おばちゃん、神様に乗って異世界を縦断する

小日向ななつ

第1部

序章

0:おばちゃん、異世界を縦断する

 人々が悲鳴を上げ、逃げ惑っている。魔物が溢れかえる王都はたくさんの悲劇が様々な場所で起き、それを引き起こす魔物達は楽しげに笑っていた。

 男は引き裂かれ、女子供は捕まると弄ばれる。美しかった町並みは血と涙で汚れ、かつて存在した幸せなんてものはない。魔物は全てを壊し、満足気に人々を見下すと再び壊すものを探し始める。


「あら、なんだかすごいことになっているわね」


 そんな悲劇に染まった王都に我らは訪れた。まさか大陸で一番大きい国の首都がこんな悲惨な状態になっているとは思いもしなかったため、私は戸惑ってしまう。しかし、我が主は違った。

 いつものようにため息をつき、いつものように冒険者のライセンスカードをいじり本日のお得なモンスターを探す。そんなことをしている暇はないんだが、私の身は主に委ねているためどうすることもできない。

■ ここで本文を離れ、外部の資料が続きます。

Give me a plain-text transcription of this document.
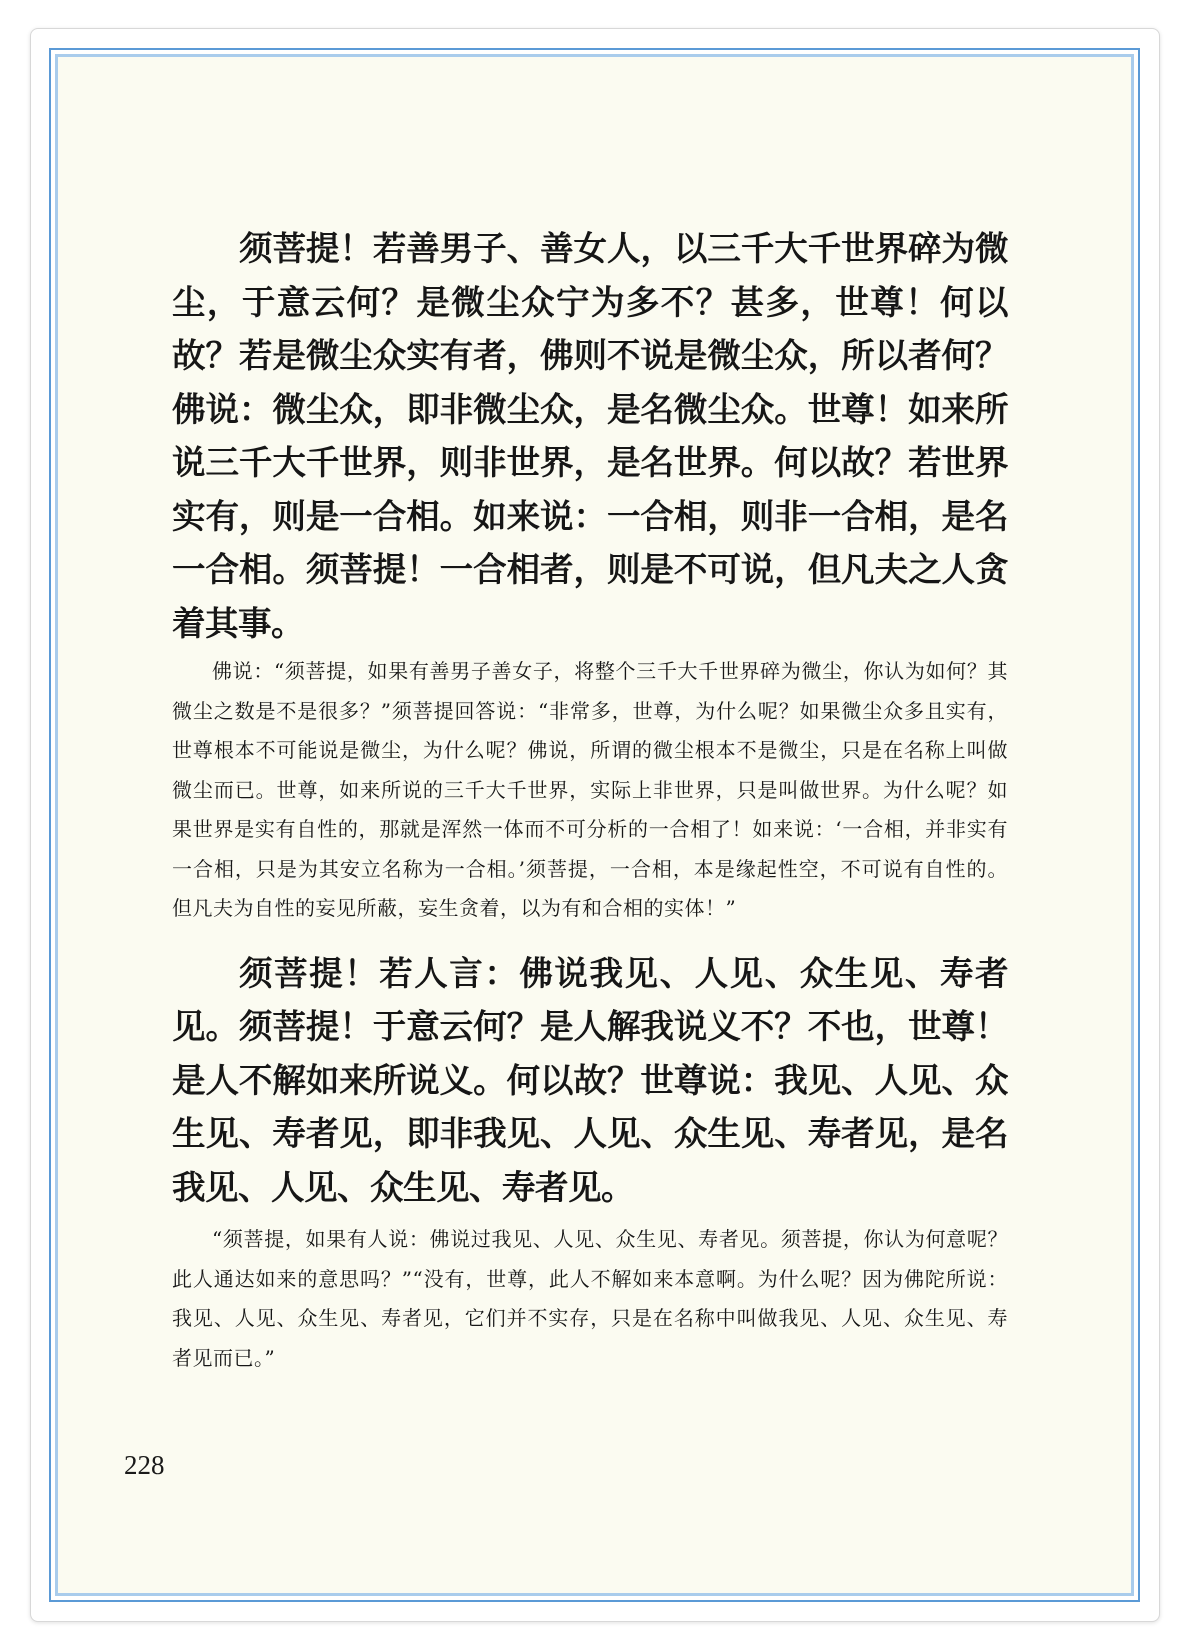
须菩提！若善男子、善女人，以三千大千世界碎为微尘，于意云何？是微尘众宁为多不？甚多，世尊！何以故？若是微尘众实有者，佛则不说是微尘众，所以者何？佛说：微尘众，即非微尘众，是名微尘众。世尊！如来所说三千大千世界，则非世界，是名世界。何以故？若世界实有，则是一合相。如来说：一合相，则非一合相，是名一合相。须菩提！一合相者，则是不可说，但凡夫之人贪着其事。

佛说：“须菩提，如果有善男子善女子，将整个三千大千世界碎为微尘，你认为如何？其微尘之数是不是很多？”须菩提回答说：“非常多，世尊，为什么呢？如果微尘众多且实有，世尊根本不可能说是微尘，为什么呢？佛说，所谓的微尘根本不是微尘，只是在名称上叫做微尘而已。世尊，如来所说的三千大千世界，实际上非世界，只是叫做世界。为什么呢？如果世界是实有自性的，那就是浑然一体而不可分析的一合相了！如来说：‘一合相，并非实有一合相，只是为其安立名称为一合相。’须菩提，一合相，本是缘起性空，不可说有自性的。但凡夫为自性的妄见所蔽，妄生贪着，以为有和合相的实体！”

须菩提！若人言：佛说我见、人见、众生见、寿者见。须菩提！于意云何？是人解我说义不？不也，世尊！是人不解如来所说义。何以故？世尊说：我见、人见、众生见、寿者见，即非我见、人见、众生见、寿者见，是名我见、人见、众生见、寿者见。

“须菩提，如果有人说：佛说过我见、人见、众生见、寿者见。须菩提，你认为何意呢？此人通达如来的意思吗？”“没有，世尊，此人不解如来本意啊。为什么呢？因为佛陀所说：我见、人见、众生见、寿者见，它们并不实存，只是在名称中叫做我见、人见、众生见、寿者见而已。”

228
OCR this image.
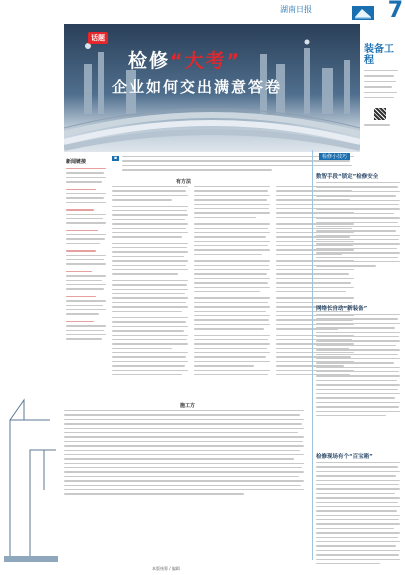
湖南日报	7
话题
检修“大考”
企业如何交出满意答卷
装备工程
▪
新闻链接
有方法
检修小技巧
数智手段“锁定”检修安全
网络长自动“新装备”
检修现场有个“百宝箱”
施工方
本版统筹 / 编辑
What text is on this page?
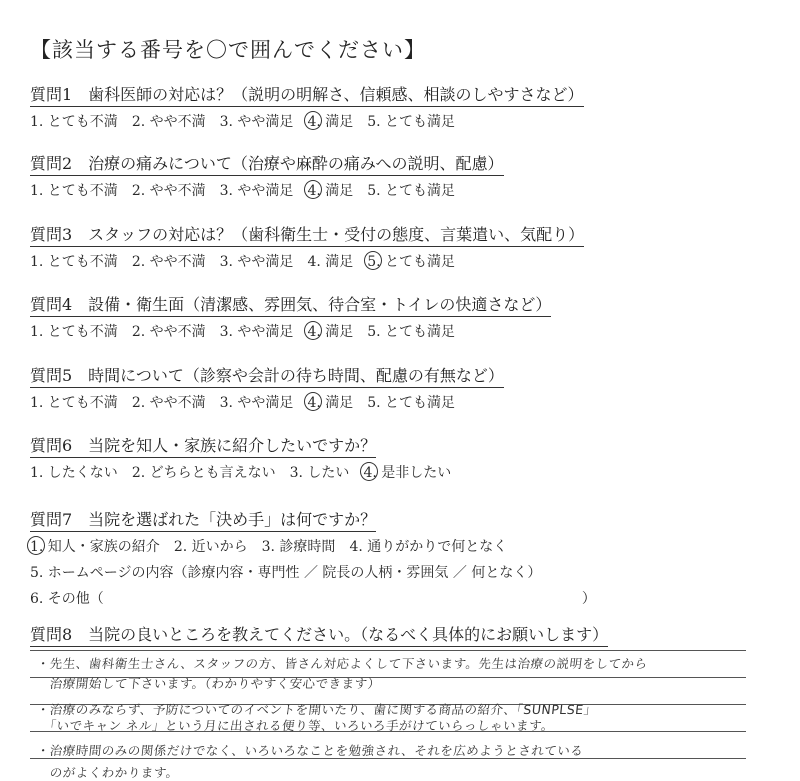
【該当する番号を〇で囲んでください】
質問1　歯科医師の対応は？（説明の明解さ、信頼感、相談のしやすさなど）
1. とても不満 2. やや不満 3. やや満足 4. 満足 5. とても満足
質問2　治療の痛みについて（治療や麻酔の痛みへの説明、配慮）
1. とても不満 2. やや不満 3. やや満足 4. 満足 5. とても満足
質問3　スタッフの対応は？（歯科衛生士・受付の態度、言葉遣い、気配り）
1. とても不満 2. やや不満 3. やや満足 4. 満足 5. とても満足
質問4　設備・衛生面（清潔感、雰囲気、待合室・トイレの快適さなど）
1. とても不満 2. やや不満 3. やや満足 4. 満足 5. とても満足
質問5　時間について（診察や会計の待ち時間、配慮の有無など）
1. とても不満 2. やや不満 3. やや満足 4. 満足 5. とても満足
質問6　当院を知人・家族に紹介したいですか？
1. したくない 2. どちらとも言えない 3. したい 4. 是非したい
質問7　当院を選ばれた「決め手」は何ですか？
1. 知人・家族の紹介 2. 近いから 3. 診療時間 4. 通りがかりで何となく
5. ホームページの内容（診療内容・専門性 ／ 院長の人柄・雰囲気 ／ 何となく）
6. その他（	）
質問8　当院の良いところを教えてください。（なるべく具体的にお願いします）
・先生、歯科衛生士さん、スタッフの方、皆さん対応よくして下さいます。先生は治療の説明をしてから
　治療開始して下さいます。（わかりやすく安心できます）
・治療のみならず、予防についてのイベントを開いたり、歯に関する商品の紹介、「SUNPLSE」
　「いでキャン ネル」という月に出される便り等、いろいろ手がけていらっしゃいます。
・治療時間のみの関係だけでなく、いろいろなことを勉強され、それを広めようとされている
　のがよくわかります。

「今日はっと、あらミノタウロスってのがいいのね。でもちょっと強そうねぇ。おばちゃん、スライムとかがよかったわぁ。だってあの子達、結構いい子だし。あ、そうそう。スライムで思い出したんだけどこの前食べたプルプル飴とっても美味しかったわ。あんなのおばちゃんが住んでた日本にはなかったしッ! というか飴なのにプルプルしてるってすごいわね。どうすればあんな技術が生まれるの? おばちゃん今度あれ作りたいから誰か教えてくれないかしら?」


『すまない主よ。教えてやりたいのは山々だが私の配下にはおそらくその調理法を知るものはいない』


「何決めつけているのよッ! いい、上司ならちゃんと部下の話を聞いてあげなきゃいけないの! おばちゃんも若い頃にお局様にすごいいびられたわ。でもその人、ちゃんとおばちゃんの話を聞いてくれたんだからねッ! もうお父ちゃんの足が臭いこととかおならが臭いこととか最近太ってきたこととかね。いろんなことをぶっちゃけたらその人笑いながらいいアドバイスをくれたわぁ」


『そ、そうか。わかった、では聞いてみる』

「そうしなさいッ! 話を聞いてあげるって結構重要だしね!」


 それをいつも話を聞かない主に言われても説得力はないのだが……


 そんなことを思っていると、何かが我々の前に現れる。それは牛の頭をし、太くたくましいツノを持つ人の身体を持った存在。身丈と同じぐらいの大きな戦斧を軽々と担ぎ、鼻から荒々しい息を吐き出しながら私達を睨みつけている。

 ミノタウロスだ。私は強敵とも言える魔物と鉢合わせたこともあり、身構えるが主はミノタウロスを見た瞬間に「きゃーッ」と歓声を放つ。


「ちょっと神様、変質者よ変質者! なんだあれあんな格好で外にいるのよッ!」

『ミノタウロスだからな。そんなに驚くことか?』


「驚くって、海パン一丁よ! ムキムキを見せたいにしてももっといい姿があるでしょッ! あんなのおばちゃんの目に悪いわッ。あ、もしかしてわざと見せつけてるの? きっとそうよね! じゃなきゃあんな恥ずかしい格好なんてしないしッ!」


『いや、そんな意図はないと思うが……』


「ない訳ないじゃない! あんなに身体を鍛えて、それを見せないなんてもったいないわよ! ほら、昔いた美術家が作った石像があるじゃない。あれ全部ムッキムキよ、ムッキムキ! あんな感じで理想の自分になったら見せたくなっちゃんじゃない? きっとそうよ、そうに違いないわッッッ! お父ちゃんだってまだイケイケだった時は私に身体を見せてきたし、違いないわ!!!」


 意味合いが違う気がするが、あえて指摘しないでおこう。

 ひとまず、主は非常にやる気だ。ならここはこのまま乗せ戦うとしようか。


『それでどうする、主よ? ミノタウロスを――』

「捕まえるに決まってるじゃない! ポイントもいいんだし、やるわよ神様ッ」


 私はミノタウロスを見る。主の気迫に押されたのか、若干たじろいでいる様子だ。

 今ならば倒すことも容易だろう。ならばここは主と一緒にガンガン攻めるのがいい。


「いくわよ神様ッ! あのムッキムキをはべらせるわよッッッ!」

『承知した、我が主よ』


 こうして悲劇に包まれた王都で、喜劇とも言える戦いを私達は繰り広げる。

 私は、勝手気ままな主と一緒にミノタウロスに戦いを挑んでいく中であることを思い出していた。そう、それは彼女と初めて出会った時のことだ。

 まさかこんなことになるとはあの時は思っていなかった。今となっては懐かしい出来事である。